Excellente question ! Et certaines des réponses sont les mêmes que pour la vache en train de pondre.
Peut-être que ces gens sont mal informés, et ne connaissent pas la définition de ces mots. Peut-être que les gens qui parlent de « racisme anti-blanc » ne connaissent pas, ou ne réalisent pas bien, l’ampleur des horreurs, des massacres, qui ont été perpétués au nom du racisme ; et de la discrimination qui continue à exister aujourd’hui.
Peut-être que leur définition
est différente. Il y a des gens pour qui la « pureté de
la race blanche » est un concept très important, et quand
ils voient un mariage mixte (comprendre, entre une personne
blanche et une autre d’une autre couleur de peau), ils
appellent ça le « génocide du peuple blanc ». Vous comprendrez
alors que pour les descendants des victimes de vrais
génocides, la pilule est particulièrement difficile à avaler.
Imaginez le dialogue :
« Nous sommes victiiiimes d’un génociiiiide !
– Oh mince ! Toi aussi, tes grands-parents ont été
tués dans les camps de concentration des nazis ?
– Noooon ! Pire que ça ! Ma sœur a épousé un Arabe !
– Ah ouais bro c’est chaud ce qui t’arrive,
t’as pensé à en parler à quelqu’un ?… »
Peut-être que ce n’est pas innocent, en fait
Vous avez sûrement déjà entendu la plume est plus forte que l’épée. Oui, c’est une façon de parler : dans une baston, si vous sortez un crayon, vous avez moins de chance de vous en sortir qu’avec un couteau (toutes choses étant égales par ailleurs). Mais les mots ont un sens. Quand on utilise délibérément certains mots, c’est parfois pour créer certaines émotions auprès des personnes qui nous écoutent. Ça fait partie du pathos, une technique de persuasion vieille de plus de deux mille ans.
Alors peut-être que c’est une stratégie bien réfléchie. En utilisant des mots forts, des mots qui nous font penser à des massacres et des crimes atroces, ces gens espèrent susciter en nous des émotions négatives, court-circuitant notre intelligence.

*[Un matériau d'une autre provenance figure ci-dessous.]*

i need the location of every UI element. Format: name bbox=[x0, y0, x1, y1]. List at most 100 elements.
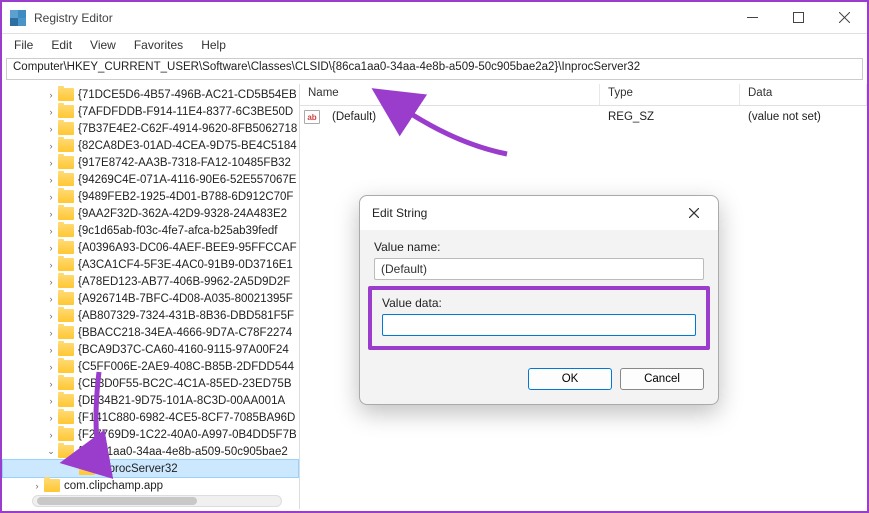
tree-key-label: {F141C880-6982-4CE5-8CF7-7085BA96D bbox=[78, 412, 295, 424]
value-data-highlight: Value data: bbox=[368, 286, 710, 350]
address-bar[interactable]: Computer\HKEY_CURRENT_USER\Software\Clas… bbox=[6, 58, 863, 80]
expand-chevron-icon[interactable] bbox=[46, 209, 56, 219]
folder-icon bbox=[58, 394, 74, 407]
expand-chevron-icon[interactable] bbox=[46, 90, 56, 100]
tree-key-label: {BBACC218-34EA-4666-9D7A-C78F2274 bbox=[78, 327, 292, 339]
dialog-titlebar[interactable]: Edit String bbox=[360, 196, 718, 230]
expand-chevron-icon[interactable] bbox=[46, 294, 56, 304]
tree-key[interactable]: {A0396A93-DC06-4AEF-BEE9-95FFCCAF bbox=[2, 239, 299, 256]
folder-icon bbox=[58, 309, 74, 322]
tree-key[interactable]: {BCA9D37C-CA60-4160-9115-97A00F24 bbox=[2, 341, 299, 358]
tree-key[interactable]: {7B37E4E2-C62F-4914-9620-8FB5062718 bbox=[2, 120, 299, 137]
tree-key-label: {94269C4E-071A-4116-90E6-52E557067E bbox=[78, 174, 296, 186]
expand-chevron-icon[interactable] bbox=[46, 345, 56, 355]
expand-chevron-icon[interactable] bbox=[46, 311, 56, 321]
tree-key-label: {71DCE5D6-4B57-496B-AC21-CD5B54EB bbox=[78, 89, 297, 101]
value-data-label: Value data: bbox=[382, 296, 696, 310]
window-title: Registry Editor bbox=[34, 11, 729, 25]
dialog-buttons: OK Cancel bbox=[360, 360, 718, 404]
folder-icon bbox=[58, 173, 74, 186]
tree-key-label: {CB3D0F55-BC2C-4C1A-85ED-23ED75B bbox=[78, 378, 292, 390]
expand-chevron-icon[interactable] bbox=[46, 226, 56, 236]
value-data-input[interactable] bbox=[382, 314, 696, 336]
tree-key[interactable]: {9489FEB2-1925-4D01-B788-6D912C70F bbox=[2, 188, 299, 205]
scrollbar-thumb[interactable] bbox=[37, 497, 197, 505]
cancel-button[interactable]: Cancel bbox=[620, 368, 704, 390]
tree-key[interactable]: {F141C880-6982-4CE5-8CF7-7085BA96D bbox=[2, 409, 299, 426]
collapse-chevron-icon[interactable] bbox=[46, 446, 56, 457]
tree-key-label: {9AA2F32D-362A-42D9-9328-24A483E2 bbox=[78, 208, 287, 220]
value-row-default[interactable]: ab (Default) REG_SZ (value not set) bbox=[300, 108, 867, 126]
value-name-input[interactable] bbox=[374, 258, 704, 280]
tree-key[interactable]: {C5FF006E-2AE9-408C-B85B-2DFDD544 bbox=[2, 358, 299, 375]
folder-icon bbox=[58, 190, 74, 203]
ok-button[interactable]: OK bbox=[528, 368, 612, 390]
tree-key[interactable]: {A926714B-7BFC-4D08-A035-80021395F bbox=[2, 290, 299, 307]
tree-key[interactable]: {DE34B21-9D75-101A-8C3D-00AA001A bbox=[2, 392, 299, 409]
tree-key[interactable]: {9AA2F32D-362A-42D9-9328-24A483E2 bbox=[2, 205, 299, 222]
tree-key[interactable]: {7AFDFDDB-F914-11E4-8377-6C3BE50D bbox=[2, 103, 299, 120]
window-controls bbox=[729, 2, 867, 34]
tree-key[interactable]: {94269C4E-071A-4116-90E6-52E557067E bbox=[2, 171, 299, 188]
expand-chevron-icon[interactable] bbox=[46, 430, 56, 440]
tree-key-label: {9c1d65ab-f03c-4fe7-afca-b25ab39fedf bbox=[78, 225, 278, 237]
titlebar: Registry Editor bbox=[2, 2, 867, 34]
expand-chevron-icon[interactable] bbox=[46, 413, 56, 423]
tree-key-label: {A3CA1CF4-5F3E-4AC0-91B9-0D3716E1 bbox=[78, 259, 293, 271]
tree-key[interactable]: {BBACC218-34EA-4666-9D7A-C78F2274 bbox=[2, 324, 299, 341]
tree-key[interactable]: {82CA8DE3-01AD-4CEA-9D75-BE4C5184 bbox=[2, 137, 299, 154]
maximize-button[interactable] bbox=[775, 2, 821, 34]
expand-chevron-icon[interactable] bbox=[46, 379, 56, 389]
tree-key[interactable]: {CB3D0F55-BC2C-4C1A-85ED-23ED75B bbox=[2, 375, 299, 392]
tree-key-label: {7B37E4E2-C62F-4914-9620-8FB5062718 bbox=[78, 123, 297, 135]
tree-key[interactable]: {A78ED123-AB77-406B-9962-2A5D9D2F bbox=[2, 273, 299, 290]
tree-key-selected[interactable]: InprocServer32 bbox=[2, 459, 299, 478]
tree-key[interactable]: {AB807329-7324-431B-8B36-DBD581F5F bbox=[2, 307, 299, 324]
tree-key-expanded[interactable]: {86ca1aa0-34aa-4e8b-a509-50c905bae2 bbox=[2, 443, 299, 460]
folder-icon bbox=[58, 105, 74, 118]
tree-key[interactable]: {917E8742-AA3B-7318-FA12-10485FB32 bbox=[2, 154, 299, 171]
menu-edit[interactable]: Edit bbox=[43, 36, 80, 54]
dialog-close-button[interactable] bbox=[676, 199, 712, 227]
menubar: File Edit View Favorites Help bbox=[2, 34, 867, 56]
expand-chevron-icon[interactable] bbox=[46, 124, 56, 134]
tree-key-label: {AB807329-7324-431B-8B36-DBD581F5F bbox=[78, 310, 294, 322]
folder-icon bbox=[58, 377, 74, 390]
expand-chevron-icon[interactable] bbox=[46, 396, 56, 406]
tree-key[interactable]: com.clipchamp.app bbox=[2, 477, 299, 494]
menu-help[interactable]: Help bbox=[193, 36, 234, 54]
menu-favorites[interactable]: Favorites bbox=[126, 36, 191, 54]
expand-chevron-icon[interactable] bbox=[46, 175, 56, 185]
menu-file[interactable]: File bbox=[6, 36, 41, 54]
expand-chevron-icon[interactable] bbox=[46, 192, 56, 202]
minimize-button[interactable] bbox=[729, 2, 775, 34]
tree-key[interactable]: {71DCE5D6-4B57-496B-AC21-CD5B54EB bbox=[2, 86, 299, 103]
expand-chevron-icon[interactable] bbox=[32, 481, 42, 491]
expand-chevron-icon[interactable] bbox=[46, 260, 56, 270]
expand-chevron-icon[interactable] bbox=[46, 107, 56, 117]
column-name[interactable]: Name bbox=[300, 84, 600, 105]
list-header: Name Type Data bbox=[300, 84, 867, 106]
expand-chevron-icon[interactable] bbox=[46, 362, 56, 372]
dialog-title: Edit String bbox=[372, 206, 676, 220]
expand-chevron-icon[interactable] bbox=[46, 243, 56, 253]
close-button[interactable] bbox=[821, 2, 867, 34]
folder-icon bbox=[58, 411, 74, 424]
tree-key[interactable]: {A3CA1CF4-5F3E-4AC0-91B9-0D3716E1 bbox=[2, 256, 299, 273]
column-type[interactable]: Type bbox=[600, 84, 740, 105]
edit-string-dialog: Edit String Value name: Value data: OK C… bbox=[359, 195, 719, 405]
menu-view[interactable]: View bbox=[82, 36, 124, 54]
registry-tree[interactable]: {71DCE5D6-4B57-496B-AC21-CD5B54EB {7AFDFD… bbox=[2, 84, 299, 509]
expand-chevron-icon[interactable] bbox=[46, 158, 56, 168]
expand-chevron-icon[interactable] bbox=[46, 277, 56, 287]
tree-key[interactable]: {9c1d65ab-f03c-4fe7-afca-b25ab39fedf bbox=[2, 222, 299, 239]
tree-key-label: {DE34B21-9D75-101A-8C3D-00AA001A bbox=[78, 395, 285, 407]
tree-key[interactable]: {F27769D9-1C22-40A0-A997-0B4DD5F7B bbox=[2, 426, 299, 443]
value-name-cell: (Default) bbox=[324, 111, 600, 123]
column-data[interactable]: Data bbox=[740, 84, 867, 105]
expand-chevron-icon[interactable] bbox=[46, 328, 56, 338]
folder-icon bbox=[58, 275, 74, 288]
expand-chevron-icon[interactable] bbox=[46, 141, 56, 151]
folder-icon bbox=[58, 428, 74, 441]
horizontal-scrollbar[interactable] bbox=[32, 495, 282, 507]
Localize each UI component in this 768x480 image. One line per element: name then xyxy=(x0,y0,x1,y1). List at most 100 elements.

Le simple fait d’employer le mot « hétérophobie » laisse entendre qu’il existe un mouvement contre les hétérosexuels, visant à les exclure, prêt à aller jusqu’à les tabasser, les torturer, les tuer. C’est le même principe lorsqu’on parle des grévistes qui « prennent en otage » les usagers des transports en commun. On oublie un peu vite que dans une prise d’otage, le risque principal, ce n’est pas d’arriver en retard au boulot, ou de galérer des heures dans les transport, même sous la neige. L’enjeu, c’est de mourir. Juste parce qu’on était au mauvais endroit, au mauvais moment. Mais en parlant de « prise d’otage », on fait une métaphore que les gens comprennent tout de suite, sans réfléchir, et on fait entrer dans l’inconscient des gens que les grévistes sont de dangereux criminels prêts à tuer des innocents pour avoir ce qu’ils veulent. (Ce qui s’avère pratique au cas où plus tard on voudrait faire intervenir l’armée contre les grévistes en question : après tout, ce sont de dangereux preneurs d’otages, non?)
Ce qui est formidable avec cette technique, c’est qu’un mot ou une expression est encore plus facile à répandre qu’une idée. Il suffit de s’en servir autour de soi, et ça se répand comme un virus. La plupart du temps, il n’y a même pas besoin d’expliquer : les gens comprennent ce qu’on veut dire. Et précisément parce qu’on n’a pas besoin d’expliquer, on peut se retrouver avec des « porteurs sains » du virus, qui vont utiliser ces mots et les répéter autour d’eux sans réaliser qu’ils sont en train de collaborer avec une machine de propagande servant une idéologie qui les ferait vomir s’ils s’en rendaient compte.
Conclusion
Il y a de fortes chances pour que les gens qui utilisent ces mots soient en train de créer une distraction permettant non pas de vous vider les poches (quoi que), mais de vous remplir la tête avec de la merde.
Si vous ne devez retenir qu’une chose de tout ça, souvenez vous juste que l’hétérophobie, c’est une vache en train de pondre.